Since that far-away evening at the Country Club, Echo had passed through a confusion of experiences, the more trying as they had been locked in her own breast. It had been more than Harry Sevier: it was her love for him that had been fought over during that long year. When he had left her that night with his kiss burning on her hand, she had known instinctively that he had gone to do battle. What she had said had stung him deeply, yet she could not have recalled a word. It had been the cry of wounded pride, of stricken ideals, of reproach, of protest against the dominancy of the thing she hated over the man she loved. As the long months of autumn and winter wore away she had seemed, with a singular clarity of vision, to see his temptation and to enter spiritually into his struggle. They had met only a few times and then in public places and more than once her eye had distinguished the traces of the conflict. Something deep in her had told her that when he came to her again that conflict would be ended. So, at sight of him on the threshold, Echo's heart had leaped into turbulent beating. Here, at last, they were face to face—it was the closure of the past, the burgeoning of the new!

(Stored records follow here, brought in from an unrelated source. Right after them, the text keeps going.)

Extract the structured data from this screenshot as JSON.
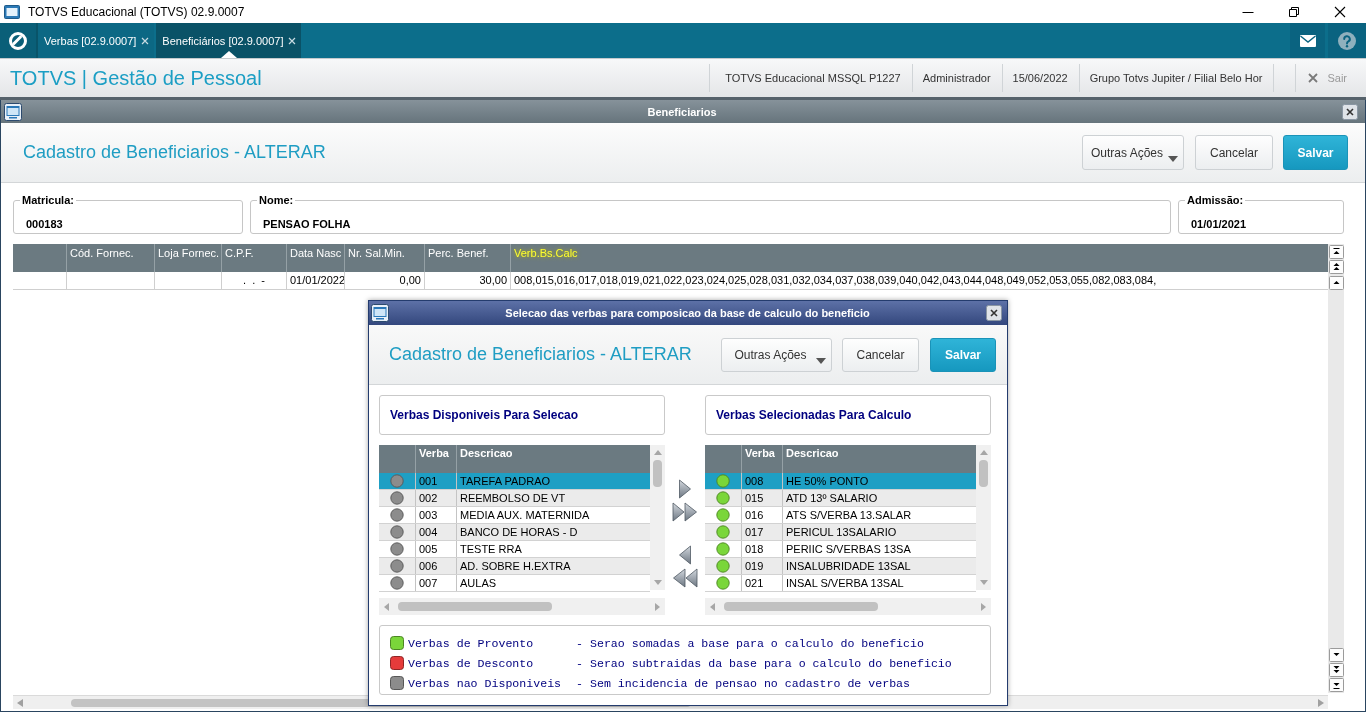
{
  "window": {
    "title": "TOTVS Educacional (TOTVS) 02.9.0007"
  },
  "tabs": [
    {
      "label": "Verbas [02.9.0007]",
      "selected": false
    },
    {
      "label": "Beneficiários [02.9.0007]",
      "selected": true
    }
  ],
  "header": {
    "title": "TOTVS | Gestão de Pessoal",
    "info": [
      "TOTVS Educacional MSSQL P1227",
      "Administrador",
      "15/06/2022",
      "Grupo Totvs Jupiter / Filial Belo Hor"
    ],
    "exit_label": "Sair"
  },
  "form_window": {
    "title": "Beneficiarios",
    "heading": "Cadastro de Beneficiarios - ALTERAR",
    "buttons": [
      {
        "label": "Outras Ações",
        "kind": "dropdown"
      },
      {
        "label": "Cancelar",
        "kind": "plain"
      },
      {
        "label": "Salvar",
        "kind": "primary"
      }
    ],
    "fields": [
      {
        "label": "Matricula:",
        "value": "000183"
      },
      {
        "label": "Nome:",
        "value": "PENSAO FOLHA"
      },
      {
        "label": "Admissão:",
        "value": "01/01/2021"
      }
    ],
    "table": {
      "columns": [
        {
          "label": "Cód. Fornec.",
          "selected": false
        },
        {
          "label": "Loja Fornec.",
          "selected": false
        },
        {
          "label": "C.P.F.",
          "selected": false
        },
        {
          "label": "Data Nasc",
          "selected": false
        },
        {
          "label": "Nr. Sal.Min.",
          "selected": false
        },
        {
          "label": "Perc. Benef.",
          "selected": false
        },
        {
          "label": "Verb.Bs.Calc",
          "selected": true
        }
      ],
      "rows": [
        {
          "cells": [
            null,
            null,
            ".  .  -",
            "01/01/2022",
            "0,00",
            "30,00",
            "008,015,016,017,018,019,021,022,023,024,025,028,031,032,034,037,038,039,040,042,043,044,048,049,052,053,055,082,083,084,"
          ]
        }
      ]
    }
  },
  "dialog": {
    "title": "Selecao das verbas para composicao da base de calculo do beneficio",
    "heading": "Cadastro de Beneficiarios - ALTERAR",
    "buttons": [
      {
        "label": "Outras Ações",
        "kind": "dropdown"
      },
      {
        "label": "Cancelar",
        "kind": "plain"
      },
      {
        "label": "Salvar",
        "kind": "primary"
      }
    ],
    "lists": [
      {
        "title": "Verbas Disponiveis Para Selecao",
        "columns": [
          "Verba",
          "Descricao"
        ],
        "rows": [
          {
            "code": "001",
            "description": "TAREFA PADRAO",
            "color": "#8c8c8c",
            "selected": true
          },
          {
            "code": "002",
            "description": "REEMBOLSO DE VT",
            "color": "#8c8c8c",
            "selected": false
          },
          {
            "code": "003",
            "description": "MEDIA AUX. MATERNIDA",
            "color": "#8c8c8c",
            "selected": false
          },
          {
            "code": "004",
            "description": "BANCO DE HORAS - D",
            "color": "#8c8c8c",
            "selected": false
          },
          {
            "code": "005",
            "description": "TESTE RRA",
            "color": "#8c8c8c",
            "selected": false
          },
          {
            "code": "006",
            "description": "AD. SOBRE H.EXTRA",
            "color": "#8c8c8c",
            "selected": false
          },
          {
            "code": "007",
            "description": "AULAS",
            "color": "#8c8c8c",
            "selected": false
          }
        ]
      },
      {
        "title": "Verbas Selecionadas Para Calculo",
        "columns": [
          "Verba",
          "Descricao"
        ],
        "rows": [
          {
            "code": "008",
            "description": "HE 50% PONTO",
            "color": "#7ad63a",
            "selected": true
          },
          {
            "code": "015",
            "description": "ATD 13º SALARIO",
            "color": "#7ad63a",
            "selected": false
          },
          {
            "code": "016",
            "description": "ATS S/VERBA 13.SALAR",
            "color": "#7ad63a",
            "selected": false
          },
          {
            "code": "017",
            "description": "PERICUL 13SALARIO",
            "color": "#7ad63a",
            "selected": false
          },
          {
            "code": "018",
            "description": "PERIIC S/VERBAS 13SA",
            "color": "#7ad63a",
            "selected": false
          },
          {
            "code": "019",
            "description": "INSALUBRIDADE 13SAL",
            "color": "#7ad63a",
            "selected": false
          },
          {
            "code": "021",
            "description": "INSAL S/VERBA 13SAL",
            "color": "#7ad63a",
            "selected": false
          }
        ]
      }
    ],
    "legend": [
      {
        "color": "#7ad63a",
        "label": "Verbas de Provento",
        "description": "- Serao somadas a base para o calculo do beneficio"
      },
      {
        "color": "#e53b3b",
        "label": "Verbas de Desconto",
        "description": "- Serao subtraidas da base para o calculo do beneficio"
      },
      {
        "color": "#8c8c8c",
        "label": "Verbas nao Disponiveis",
        "description": "- Sem incidencia de pensao no cadastro de verbas"
      }
    ]
  }
}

There was a desultory conversation over the tea, and then the Judge went back to his chair in the library, and they two strayed out through the open French-window to the wide porch. There, on the top step, she sat down, leaning back against one of the big columns, up which a crimson rambler climbed. He sat lower, at her feet. The smile had faded from both their faces, and a rose that was on her breast, from the tumult of her heart, showered its petals on the stone. He could see the old sun-dial gleaming from its tangle of ivy. He knew its quaint motto:
Hours fly, flowers die.
New men, new ways,
Pass by;
Love stays.
After a silence he lifted his gaze.
"You didn't think," he said in a low voice, "that I stayed away because I—because that same thing had ever happened since the day of the trial?"
"No," she answered, gently, "I knew it hadn't."